On the face of it half-year results from healthcare IT supplier EMIS (EMIS:AIM) don't look terribly eye-catching. The figures, which you can read for yourself here, are bang in line with expectations, showing 17% overall revenue growth to £77.8 million, implying 8% organic progress and meaning operating profits adjusted for R&D capex and amortisation rose 16% to £16.9 million. But there are a couple of particularly valid points worth making.
First, those good old recurring revenues continue to run ahead of the overall company curve, rising 21% to £60.5 million, or 78% of the total. That means shareholders increasingly know where they stand on day one of the financial year, with any surprises likely to be on the upside, not shock profit warnings.
There's also an encouraging trend of improving profits quality, with rising operating margins. The overall figure was 21.7% in the half, yet that was dragged down by some lower margin earnings from acquisitions. Underlying operating margins rose from 22.1% to 22.5%, implying potential to lift acquired business performance down the line and raise the overall measure.
Read Shares exclusive interview with EMIS CEO Chris Spencer
But what also stands out to me is how investors are generally reacting to the company and its shares, on newsflow events or without. Given the hyper-volatile markets of the past month EMIS stock has held up remarkably well. Yes, on Black Monday (24 Aug) the stock did fall, but just 3.2% far less than the FTSE All-Share's 4.5% one day decline, or the 4.4% falls seen across AIM.
EMIS share price close
Friday 21 Aug: 901p
'Black Monday 24 Aug: 871.5p (-3.2%)
Tuesday 25 Aug: 911p (+4.5%)
When global markets appeared to be going to hell in a handcart, EMIS' quality reputation stood it is very good stead. The shares are up more than 5% today to 986p. It might be a bit early for investors to pull out the bunting or throw a cask party, but today's figures do illustrate the increasingly high-quality nature of this business, delivering respectable growth on a pretty respectable valuation. The price to earnings multiple for the year to 31 December 2017 stands at 18.
EMIS remains confident of opportunities across primary, community, children's and mental health (CCMH), community pharmacy and secondary. Re-procurement s opportunities stand out across northern, midland and eastern healthcare trusts down the line.
'Results are as solid as ever and EMIS looks well on track to hit our expectations for the full year,' spell out analysts at N+1 Singer today. 'The move towards integrated care is gaining momentum and we see ongoing opportunities across the group,' they add.

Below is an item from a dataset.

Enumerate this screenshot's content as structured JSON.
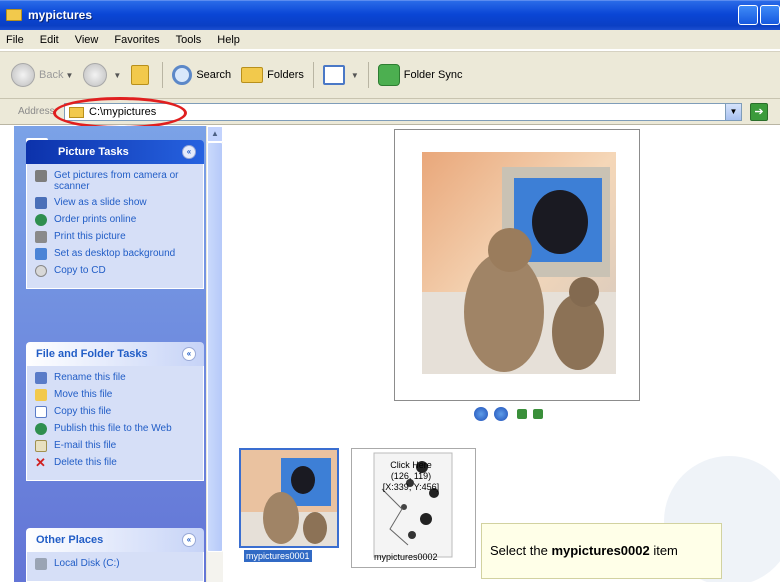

Panmure Gordon's Adam Lawson resists the temptation to raise forecasts but maintain his Buy recommendation and 'increase our target price from £10.46 to £10.63, reflecting the impact of the Pinbellcom acquisition announced in July.'
Numis Securities' Will Wallace is equally upbeat, saying 'we think EMIS has almost unparalleled visibility of organic growth within the UK software sector, and continue to view the shares, on 18.7-times full year 2016 on an enterprise value to net operating profit after tax (EV/NOPAT) as our top pick in the sector.'
'A positive outlook is supported by strong revenue visibility, order book and pipeline, and we continue to see multiple growth opportunities across the business,' concludes Panmure's Lawson.